11. En dernier lieu, aux termes de l’article L. 612-6 du code de l’entrée et du séjour des étrangers et du droit d’asile : « Lorsqu’aucun délai de départ volontaire n’a été accordé à l’étranger, l’autorité administrative assortit la décision portant obligation de quitter le territoire français d’une interdiction de retour sur le territoire français. Des circonstances humanitaires peuvent toutefois justifier que l’autorité administrative n’édicte pas d’interdiction de retour. / Les effets de cette interdiction cessent à l’expiration d’une durée, fixée par l’autorité administrative, qui ne peut excéder cinq ans à compter de l’exécution de l’obligation de quitter le territoire français (…) ». Aux termes de l’article L. 612-10 du même code : « Pour fixer la durée des interdictions de retour mentionnées aux articles L. 612-6 et L. 612-7, l’autorité administrative tient compte de la durée de présence de l’étranger sur le territoire français, de la nature et de l’ancienneté de ses liens avec la France, de la circonstance qu’il a déjà fait l’objet ou non d’une mesure d’éloignement et de la menace pour l’ordre public que représente sa présence sur le territoire français (…) ».

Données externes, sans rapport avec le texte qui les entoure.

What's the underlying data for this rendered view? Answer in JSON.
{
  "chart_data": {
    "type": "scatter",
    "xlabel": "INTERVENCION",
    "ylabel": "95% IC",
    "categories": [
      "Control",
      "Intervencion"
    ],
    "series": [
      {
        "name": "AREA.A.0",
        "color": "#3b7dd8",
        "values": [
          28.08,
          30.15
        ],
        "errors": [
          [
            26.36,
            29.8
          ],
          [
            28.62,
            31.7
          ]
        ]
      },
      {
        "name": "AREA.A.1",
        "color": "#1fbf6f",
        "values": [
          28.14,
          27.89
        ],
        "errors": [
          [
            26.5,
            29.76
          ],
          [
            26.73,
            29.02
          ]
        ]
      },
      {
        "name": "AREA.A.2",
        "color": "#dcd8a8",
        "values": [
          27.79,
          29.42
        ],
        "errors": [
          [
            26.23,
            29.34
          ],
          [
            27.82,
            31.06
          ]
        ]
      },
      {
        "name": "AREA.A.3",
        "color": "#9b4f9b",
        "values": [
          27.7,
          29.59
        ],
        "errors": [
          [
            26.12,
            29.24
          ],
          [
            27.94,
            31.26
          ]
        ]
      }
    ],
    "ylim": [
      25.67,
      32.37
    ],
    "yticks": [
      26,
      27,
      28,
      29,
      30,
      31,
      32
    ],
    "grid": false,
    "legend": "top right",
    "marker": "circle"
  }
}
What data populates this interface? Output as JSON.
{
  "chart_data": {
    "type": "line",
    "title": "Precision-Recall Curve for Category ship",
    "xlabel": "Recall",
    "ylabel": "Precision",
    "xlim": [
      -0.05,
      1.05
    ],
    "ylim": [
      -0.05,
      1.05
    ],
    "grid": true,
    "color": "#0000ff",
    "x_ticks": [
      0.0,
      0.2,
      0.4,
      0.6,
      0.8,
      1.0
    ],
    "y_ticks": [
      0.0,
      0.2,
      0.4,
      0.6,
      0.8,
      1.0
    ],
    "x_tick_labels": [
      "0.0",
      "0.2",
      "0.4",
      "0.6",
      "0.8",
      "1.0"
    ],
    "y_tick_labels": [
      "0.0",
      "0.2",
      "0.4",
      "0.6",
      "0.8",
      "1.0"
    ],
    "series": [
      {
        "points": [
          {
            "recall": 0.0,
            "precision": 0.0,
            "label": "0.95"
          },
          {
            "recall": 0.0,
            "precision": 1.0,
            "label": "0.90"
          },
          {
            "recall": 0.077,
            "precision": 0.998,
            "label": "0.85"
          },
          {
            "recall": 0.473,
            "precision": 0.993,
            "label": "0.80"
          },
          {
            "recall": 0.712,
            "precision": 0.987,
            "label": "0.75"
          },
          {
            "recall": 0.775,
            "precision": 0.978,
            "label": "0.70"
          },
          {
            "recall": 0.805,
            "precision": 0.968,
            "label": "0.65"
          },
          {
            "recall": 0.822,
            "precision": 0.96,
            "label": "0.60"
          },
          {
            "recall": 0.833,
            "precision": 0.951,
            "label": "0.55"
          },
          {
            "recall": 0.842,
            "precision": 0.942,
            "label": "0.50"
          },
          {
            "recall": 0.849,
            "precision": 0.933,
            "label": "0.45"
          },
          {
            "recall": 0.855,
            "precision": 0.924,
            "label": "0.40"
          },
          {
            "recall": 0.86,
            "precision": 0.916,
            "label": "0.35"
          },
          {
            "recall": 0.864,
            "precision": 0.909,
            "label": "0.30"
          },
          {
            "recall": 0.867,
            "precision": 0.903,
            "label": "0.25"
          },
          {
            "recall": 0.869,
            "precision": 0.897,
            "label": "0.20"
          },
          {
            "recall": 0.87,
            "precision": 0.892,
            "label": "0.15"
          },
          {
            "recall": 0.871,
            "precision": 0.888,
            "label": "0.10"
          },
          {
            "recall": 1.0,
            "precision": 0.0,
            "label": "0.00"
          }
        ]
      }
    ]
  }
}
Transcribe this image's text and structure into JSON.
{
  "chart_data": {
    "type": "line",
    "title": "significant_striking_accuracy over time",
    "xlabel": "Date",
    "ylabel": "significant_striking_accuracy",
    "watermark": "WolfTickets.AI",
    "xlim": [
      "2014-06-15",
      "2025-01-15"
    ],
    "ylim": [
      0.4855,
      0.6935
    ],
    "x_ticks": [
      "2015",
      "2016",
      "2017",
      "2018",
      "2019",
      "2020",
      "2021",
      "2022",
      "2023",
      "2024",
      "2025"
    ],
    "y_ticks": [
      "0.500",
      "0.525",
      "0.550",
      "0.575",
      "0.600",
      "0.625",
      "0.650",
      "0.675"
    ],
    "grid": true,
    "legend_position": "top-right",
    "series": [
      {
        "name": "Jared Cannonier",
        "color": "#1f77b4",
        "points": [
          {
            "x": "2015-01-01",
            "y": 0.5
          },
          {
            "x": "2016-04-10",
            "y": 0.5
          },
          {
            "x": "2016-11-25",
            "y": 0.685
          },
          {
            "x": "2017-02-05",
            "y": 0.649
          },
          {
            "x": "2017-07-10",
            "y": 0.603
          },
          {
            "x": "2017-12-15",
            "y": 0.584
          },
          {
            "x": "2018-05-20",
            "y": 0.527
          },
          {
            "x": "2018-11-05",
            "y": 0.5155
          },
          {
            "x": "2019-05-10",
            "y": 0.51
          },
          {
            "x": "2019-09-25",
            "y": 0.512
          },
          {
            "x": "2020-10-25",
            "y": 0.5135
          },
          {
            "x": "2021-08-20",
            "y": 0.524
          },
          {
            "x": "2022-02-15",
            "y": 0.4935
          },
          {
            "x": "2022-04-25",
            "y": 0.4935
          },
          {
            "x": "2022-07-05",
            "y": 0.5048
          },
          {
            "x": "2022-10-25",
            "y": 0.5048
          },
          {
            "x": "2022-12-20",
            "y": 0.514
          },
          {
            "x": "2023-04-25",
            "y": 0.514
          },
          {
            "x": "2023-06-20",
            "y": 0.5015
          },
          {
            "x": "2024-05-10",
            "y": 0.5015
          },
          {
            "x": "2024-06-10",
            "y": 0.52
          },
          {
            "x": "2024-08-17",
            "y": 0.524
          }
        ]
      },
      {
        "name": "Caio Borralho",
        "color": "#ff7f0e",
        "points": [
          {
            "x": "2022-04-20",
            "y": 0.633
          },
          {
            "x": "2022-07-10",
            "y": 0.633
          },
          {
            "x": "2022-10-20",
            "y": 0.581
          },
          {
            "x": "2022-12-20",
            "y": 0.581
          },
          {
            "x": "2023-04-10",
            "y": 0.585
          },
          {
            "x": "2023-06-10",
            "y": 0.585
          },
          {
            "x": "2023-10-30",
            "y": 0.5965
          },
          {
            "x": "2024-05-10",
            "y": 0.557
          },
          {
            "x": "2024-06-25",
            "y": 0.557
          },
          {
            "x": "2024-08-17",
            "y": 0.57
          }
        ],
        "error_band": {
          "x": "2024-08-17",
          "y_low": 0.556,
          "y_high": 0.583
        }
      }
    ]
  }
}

12. M. A… ne démontre aucune circonstance humanitaire de nature à faire obstacle au prononcé d’une interdiction de retour qui doit assortir en principe, en application des dispositions de l’article L. 612-6 cité ci-dessus, l’obligation faite à un ressortissant étranger de quitter le territoire français sans délai. En particulier, ainsi qu’il a été dit au point 8 l’intéressé, défavorablement connu de services de police pour des faits de violence aggravée et menace de mort réitérée commise par une personne étant ou ayant été conjoint, séparé de son épouse française, s’est maintenu irrégulièrement en France à l’expiration de son titre de séjour, ne justifie pas des liens qu’il entretiendrait avec ses enfants, et participer à leur entretien et éducation. Il ne justifie pas davantage d’une insertion sociale ou professionnelle caractérisée sur le territoire, ni d’aucune circonstance faisant obstacle à ce qu’il poursuive normalement sa vie privée et familiale en Turquie où il ne démontre pas être dépourvu d’attaches personnelles et familiales. Par suite, en se fondant, notamment sur les conditions de son séjour en France et son absence de liens suffisamment anciens, forts et caractérisés en France, le préfet de police a pu, sans entacher sa décision d’une erreur de droit ou d’une erreur d’appréciation, prononcer à son encontre une interdiction de retour pour une durée de douze mois.
13. Il résulte de tout ce qui précède que les conclusions à fin d’annulation présentées par M. A… doivent être rejetées ainsi que, par voie de conséquence, ses conclusions à fin d’injonction et d’astreinte et celles présentées au titre de l’article L. 761-1 du code de justice administrative.
D E C I D E :
Article 1er : La requête de M. A… est rejetée.
Article 2 : Le présent jugement sera notifié à M. D… A… et au préfet de police.
Décision rendue le 27 avril 2026.
La magistrate désignée,
Signé
C. KANTE
La greffière,
Signé
A. HEERALALL
La République mande et ordonne au préfet de police, en ce qui le concerne ou à tous commissaires de justice à ce requis en ce qui concerne les voies de droit commun contre les parties privées, de pourvoir à l’exécution de la présente décision.